Quand le MCG célèbre les 30 ans de l'Usine



Au prétexte du deal

Hier soir, en séance du Conseil Municipal, on a terminé comme elle le méritait, en la poubellisant, l'examen d'une motion lancée par le MCG contre l'Usine, au prétexte de la présence de dealers aux abords du centre culturel alternatif. Ce n'est ni la première, ni sans doute la dernière fois que le MCG s'attaque à l'Usine, à laquelle il porte une exécration qui confine à l'obsession. On est dans le répétitif, le rite, le trouble obsessionnel compulsif. Tout fait fagot pour le bûcher que le MCG aimerait réserver à l'Usine : une banderole sur le bâtiment, une manifestation des milieux culturels qui s'en prend au Grand Théâtre, un conflit administratif sur la vente de boissons... Là, c'est le deal. Il y a des dealers autour de l'Usine, place des Volontaires et le MCG demande d'en punir l'Usine en gelant les subventions que la Ville lui accorde. Il y a  des dealers autour du cimetière des Rois. On fait quoi ? on ferme le cimetière et on en exhume Calvin, Ansermet, Borges et Favon ? Il y a aussi des dealers dans la vieille ville, et pas loin du Temple de Saint-Pierre. On envoie les stups perquisitionner les locaux de la paroisse ? On a croisé un dealer près du Victoria Hal, on gèle les subventions à l'OSR ?


Trente ans et toutes ses dents

Le MCG s'attaque donc à l'Usine au prétexte du deal à ses abords. Comme si l'origine du deal était dans ce voisinage. Comme s'il n'y avait pas de deal ailleurs. Comme si chasser les dealers d'un lieu aboutissait à autre chose que les déplacer vers un autre lieu. Le deal naît de la prohibition. La prohibition de l'alcool a fait naître le deal de l'alcool. Prohiberait-on les hamburgers qu'on aurait du deal de hamburgers. Mais peu importe au MCG : il ne s'attaque pas au deal, il s'attaque à l'Usine.

L'Usine offre une programmation sans équivalent à Genève, entre la "culture de masse" et la "culture élitaire". Ainsi comble-t-elle le fossé entre des groupes sociaux culturellement privilégiés, ayant accès à toutes les formes d'expression et de création culturelle, et des groupes sociaux n'ayant accès qu'aux formes culturelles diffusées par les media de masse. Un clivage à la fois social et générationnel, que des lieux comme l'Usine contribuent à résorber.

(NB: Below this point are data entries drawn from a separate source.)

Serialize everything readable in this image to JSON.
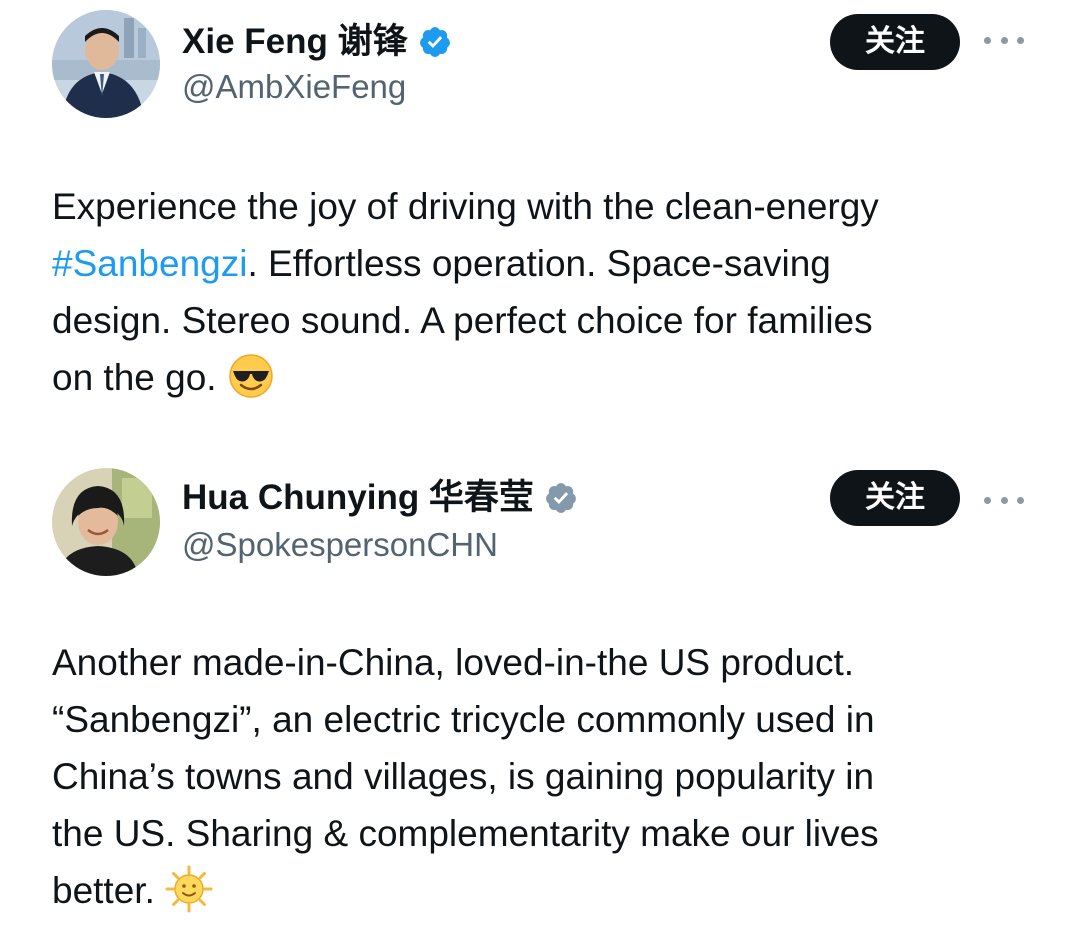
{
  "tweets": [
    {
      "display_name": "Xie Feng 谢锋",
      "handle": "@AmbXieFeng",
      "verified_color": "#1d9bf0",
      "follow_label": "关注",
      "body_lines": [
        "Experience the joy of driving with the clean-energy",
        ". Effortless operation. Space-saving",
        "design. Stereo sound. A perfect choice for families",
        "on the go."
      ],
      "hashtag": "#Sanbengzi",
      "emoji": "smiling-face-with-sunglasses-icon"
    },
    {
      "display_name": "Hua Chunying 华春莹",
      "handle": "@SpokespersonCHN",
      "verified_color": "#829aab",
      "follow_label": "关注",
      "body_lines": [
        "Another made-in-China, loved-in-the US product.",
        "“Sanbengzi”, an electric tricycle commonly used in",
        "China’s towns and villages, is gaining popularity in",
        "the US. Sharing & complementarity make our lives",
        "better."
      ],
      "emoji": "sun-with-face-icon"
    }
  ],
  "colors": {
    "text": "#0f1419",
    "secondary": "#536471",
    "link": "#1d9bf0",
    "button_bg": "#0f1419",
    "button_text": "#ffffff"
  }
}
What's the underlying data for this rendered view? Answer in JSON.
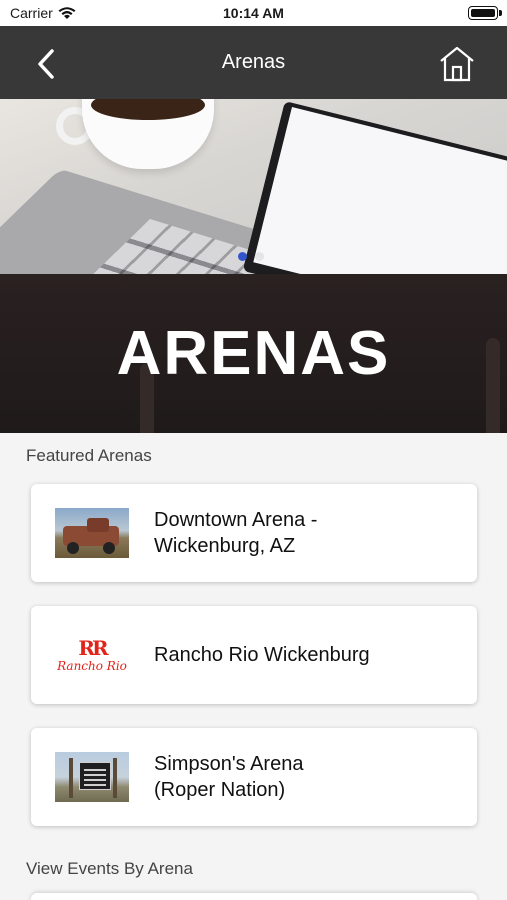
{
  "status_bar": {
    "carrier": "Carrier",
    "time": "10:14 AM"
  },
  "nav": {
    "title": "Arenas",
    "back_icon": "chevron-left-icon",
    "home_icon": "home-icon"
  },
  "hero": {
    "banner_title": "ARENAS",
    "carousel_total": 2,
    "carousel_active": 1
  },
  "featured": {
    "label": "Featured Arenas",
    "items": [
      {
        "name": "Downtown Arena -\nWickenburg, AZ",
        "thumbnail": "old-truck-photo"
      },
      {
        "name": "Rancho Rio Wickenburg",
        "thumbnail": "rancho-rio-logo",
        "logo_mark": "RR",
        "logo_script": "Rancho Rio"
      },
      {
        "name": "Simpson's Arena\n(Roper Nation)",
        "thumbnail": "arena-sign-photo"
      }
    ]
  },
  "events": {
    "label": "View Events By Arena"
  },
  "colors": {
    "nav_background": "#383838",
    "banner_background": "#231c1c",
    "carousel_active": "#3355cc",
    "logo_red": "#e2231a",
    "page_background": "#f4f4f4"
  }
}
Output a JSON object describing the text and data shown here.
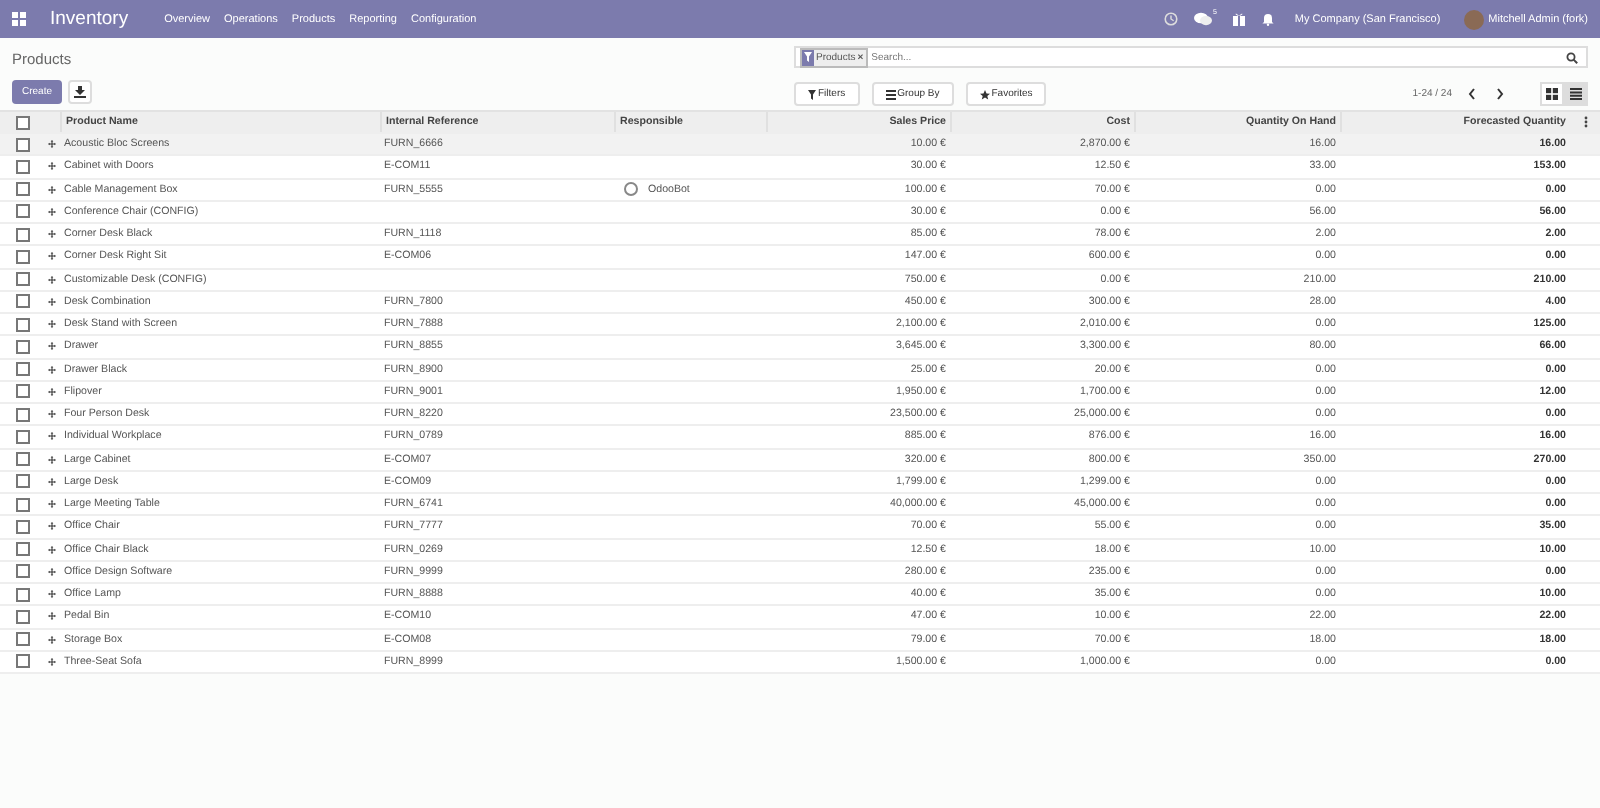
{
  "navbar": {
    "app_name": "Inventory",
    "menu": [
      "Overview",
      "Operations",
      "Products",
      "Reporting",
      "Configuration"
    ],
    "messages_badge": "5",
    "company": "My Company (San Francisco)",
    "user": "Mitchell Admin (fork)"
  },
  "control_panel": {
    "title": "Products",
    "create_button": "Create",
    "search": {
      "facet": "Products",
      "facet_remove": "×",
      "placeholder": "Search..."
    },
    "filters": "Filters",
    "group_by": "Group By",
    "favorites": "Favorites",
    "pager": "1-24 / 24",
    "views": [
      {
        "kind": "kanban",
        "selected": false
      },
      {
        "kind": "list",
        "selected": true
      }
    ]
  },
  "table": {
    "select_all_checked": false,
    "columns": [
      "Product Name",
      "Internal Reference",
      "Responsible",
      "Sales Price",
      "Cost",
      "Quantity On Hand",
      "Forecasted Quantity"
    ],
    "rows": [
      {
        "name": "Acoustic Bloc Screens",
        "ref": "FURN_6666",
        "responsible": "",
        "price": "10.00 €",
        "cost": "2,870.00 €",
        "on_hand": "16.00",
        "forecast": "16.00",
        "checked": false
      },
      {
        "name": "Cabinet with Doors",
        "ref": "E-COM11",
        "responsible": "",
        "price": "30.00 €",
        "cost": "12.50 €",
        "on_hand": "33.00",
        "forecast": "153.00",
        "checked": false
      },
      {
        "name": "Cable Management Box",
        "ref": "FURN_5555",
        "responsible": "OdooBot",
        "price": "100.00 €",
        "cost": "70.00 €",
        "on_hand": "0.00",
        "forecast": "0.00",
        "checked": false
      },
      {
        "name": "Conference Chair (CONFIG)",
        "ref": "",
        "responsible": "",
        "price": "30.00 €",
        "cost": "0.00 €",
        "on_hand": "56.00",
        "forecast": "56.00",
        "checked": false
      },
      {
        "name": "Corner Desk Black",
        "ref": "FURN_1118",
        "responsible": "",
        "price": "85.00 €",
        "cost": "78.00 €",
        "on_hand": "2.00",
        "forecast": "2.00",
        "checked": false
      },
      {
        "name": "Corner Desk Right Sit",
        "ref": "E-COM06",
        "responsible": "",
        "price": "147.00 €",
        "cost": "600.00 €",
        "on_hand": "0.00",
        "forecast": "0.00",
        "checked": false
      },
      {
        "name": "Customizable Desk (CONFIG)",
        "ref": "",
        "responsible": "",
        "price": "750.00 €",
        "cost": "0.00 €",
        "on_hand": "210.00",
        "forecast": "210.00",
        "checked": false
      },
      {
        "name": "Desk Combination",
        "ref": "FURN_7800",
        "responsible": "",
        "price": "450.00 €",
        "cost": "300.00 €",
        "on_hand": "28.00",
        "forecast": "4.00",
        "checked": false
      },
      {
        "name": "Desk Stand with Screen",
        "ref": "FURN_7888",
        "responsible": "",
        "price": "2,100.00 €",
        "cost": "2,010.00 €",
        "on_hand": "0.00",
        "forecast": "125.00",
        "checked": false
      },
      {
        "name": "Drawer",
        "ref": "FURN_8855",
        "responsible": "",
        "price": "3,645.00 €",
        "cost": "3,300.00 €",
        "on_hand": "80.00",
        "forecast": "66.00",
        "checked": false
      },
      {
        "name": "Drawer Black",
        "ref": "FURN_8900",
        "responsible": "",
        "price": "25.00 €",
        "cost": "20.00 €",
        "on_hand": "0.00",
        "forecast": "0.00",
        "checked": false
      },
      {
        "name": "Flipover",
        "ref": "FURN_9001",
        "responsible": "",
        "price": "1,950.00 €",
        "cost": "1,700.00 €",
        "on_hand": "0.00",
        "forecast": "12.00",
        "checked": false
      },
      {
        "name": "Four Person Desk",
        "ref": "FURN_8220",
        "responsible": "",
        "price": "23,500.00 €",
        "cost": "25,000.00 €",
        "on_hand": "0.00",
        "forecast": "0.00",
        "checked": false
      },
      {
        "name": "Individual Workplace",
        "ref": "FURN_0789",
        "responsible": "",
        "price": "885.00 €",
        "cost": "876.00 €",
        "on_hand": "16.00",
        "forecast": "16.00",
        "checked": false
      },
      {
        "name": "Large Cabinet",
        "ref": "E-COM07",
        "responsible": "",
        "price": "320.00 €",
        "cost": "800.00 €",
        "on_hand": "350.00",
        "forecast": "270.00",
        "checked": false
      },
      {
        "name": "Large Desk",
        "ref": "E-COM09",
        "responsible": "",
        "price": "1,799.00 €",
        "cost": "1,299.00 €",
        "on_hand": "0.00",
        "forecast": "0.00",
        "checked": false
      },
      {
        "name": "Large Meeting Table",
        "ref": "FURN_6741",
        "responsible": "",
        "price": "40,000.00 €",
        "cost": "45,000.00 €",
        "on_hand": "0.00",
        "forecast": "0.00",
        "checked": false
      },
      {
        "name": "Office Chair",
        "ref": "FURN_7777",
        "responsible": "",
        "price": "70.00 €",
        "cost": "55.00 €",
        "on_hand": "0.00",
        "forecast": "35.00",
        "checked": false
      },
      {
        "name": "Office Chair Black",
        "ref": "FURN_0269",
        "responsible": "",
        "price": "12.50 €",
        "cost": "18.00 €",
        "on_hand": "10.00",
        "forecast": "10.00",
        "checked": false
      },
      {
        "name": "Office Design Software",
        "ref": "FURN_9999",
        "responsible": "",
        "price": "280.00 €",
        "cost": "235.00 €",
        "on_hand": "0.00",
        "forecast": "0.00",
        "checked": false
      },
      {
        "name": "Office Lamp",
        "ref": "FURN_8888",
        "responsible": "",
        "price": "40.00 €",
        "cost": "35.00 €",
        "on_hand": "0.00",
        "forecast": "10.00",
        "checked": false
      },
      {
        "name": "Pedal Bin",
        "ref": "E-COM10",
        "responsible": "",
        "price": "47.00 €",
        "cost": "10.00 €",
        "on_hand": "22.00",
        "forecast": "22.00",
        "checked": false
      },
      {
        "name": "Storage Box",
        "ref": "E-COM08",
        "responsible": "",
        "price": "79.00 €",
        "cost": "70.00 €",
        "on_hand": "18.00",
        "forecast": "18.00",
        "checked": false
      },
      {
        "name": "Three-Seat Sofa",
        "ref": "FURN_8999",
        "responsible": "",
        "price": "1,500.00 €",
        "cost": "1,000.00 €",
        "on_hand": "0.00",
        "forecast": "0.00",
        "checked": false
      }
    ]
  }
}
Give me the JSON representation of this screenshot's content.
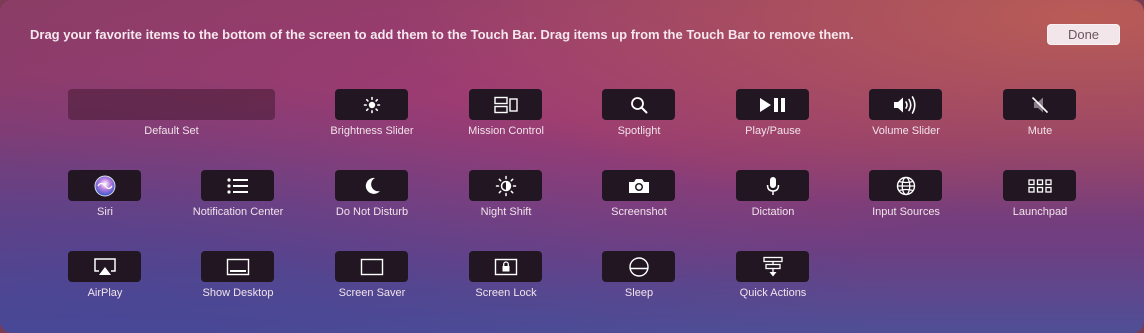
{
  "header": {
    "instruction": "Drag your favorite items to the bottom of the screen to add them to the Touch Bar. Drag items up from the Touch Bar to remove them.",
    "done_label": "Done"
  },
  "items": {
    "default_set": {
      "label": "Default Set"
    },
    "brightness": {
      "label": "Brightness Slider",
      "icon": "sun-icon"
    },
    "mission_control": {
      "label": "Mission Control",
      "icon": "mission-control-icon"
    },
    "spotlight": {
      "label": "Spotlight",
      "icon": "magnifier-icon"
    },
    "play_pause": {
      "label": "Play/Pause",
      "icon": "play-pause-icon"
    },
    "volume": {
      "label": "Volume Slider",
      "icon": "speaker-icon"
    },
    "mute": {
      "label": "Mute",
      "icon": "speaker-muted-icon"
    },
    "siri": {
      "label": "Siri",
      "icon": "siri-icon"
    },
    "notification_center": {
      "label": "Notification Center",
      "icon": "list-icon"
    },
    "do_not_disturb": {
      "label": "Do Not Disturb",
      "icon": "moon-icon"
    },
    "night_shift": {
      "label": "Night Shift",
      "icon": "night-shift-icon"
    },
    "screenshot": {
      "label": "Screenshot",
      "icon": "camera-icon"
    },
    "dictation": {
      "label": "Dictation",
      "icon": "microphone-icon"
    },
    "input_sources": {
      "label": "Input Sources",
      "icon": "globe-icon"
    },
    "launchpad": {
      "label": "Launchpad",
      "icon": "grid-icon"
    },
    "airplay": {
      "label": "AirPlay",
      "icon": "airplay-icon"
    },
    "show_desktop": {
      "label": "Show Desktop",
      "icon": "desktop-icon"
    },
    "screen_saver": {
      "label": "Screen Saver",
      "icon": "screen-icon"
    },
    "screen_lock": {
      "label": "Screen Lock",
      "icon": "lock-screen-icon"
    },
    "sleep": {
      "label": "Sleep",
      "icon": "sleep-icon"
    },
    "quick_actions": {
      "label": "Quick Actions",
      "icon": "quick-actions-icon"
    }
  }
}
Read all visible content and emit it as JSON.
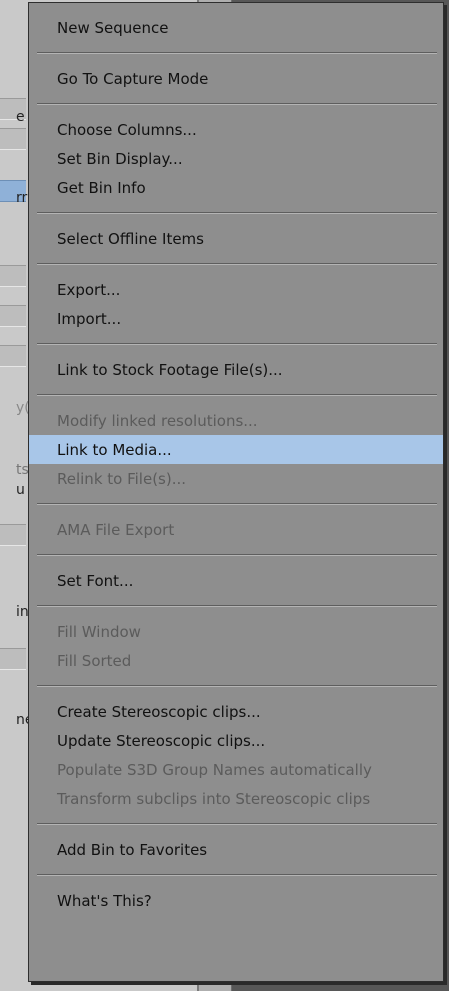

Ce lieu n'est pas, en tout cas pas seulement, un lieu de spectacles, c'est d'abord un lieu de création, d'expérimentation et d'apprentissage, le plus "interdisciplinaire" de Genève (mais dont la réputation dépasse de loin les étriquées frontières de la République), le moins spécialisé, le moins hiérarchisé, le plus démocratique, aussi, par son fonctionnement et son mode de décision -celui-là même qu'il serait temps de reconnaître comme légitime, même (ou plutôt surtout) s'il est celui d'un espace de liberté. Forcément subversif, donc. Comme la culture elle-même -comme toute culture, même réputée "de droite". Le combat que mène l'Usine, et que ceux qui la soutiennent mènent pour l'Usine, n'est pas un combat seulement pour elle-même : c'est un combat pour la place de la culture, dans une ville qui s'est historiquement constituée en République par une révolution culturelle...

Sans doute devrait-on alors remercier le MCG de s'en prendre, une fois de plus, à l'Usine : s'inscrivant dans la longue histoire de l'exécration en laquelle la droite de la droite genevoise la tient, et manifestant la pérennité de cette exécration, sa dernière proposition lui rend, évidemment involontairement hommage, pour le 30ème anniversaire de cette paradoxale "institution alternative". A 30 ans et toutes ses dents, l'Usine continue de troubler Genève. Elle a été créée pour cela, elle remplit son rôle.

"Ce qui vient au monde pour ne rien troubler ne mérite ni égards, ni patience", écrit René Char. Merci, donc, au MCG, de nous donner l'occasion de rendre hommage à un lieu qui continue de mériter tous nos égards et toute notre patience...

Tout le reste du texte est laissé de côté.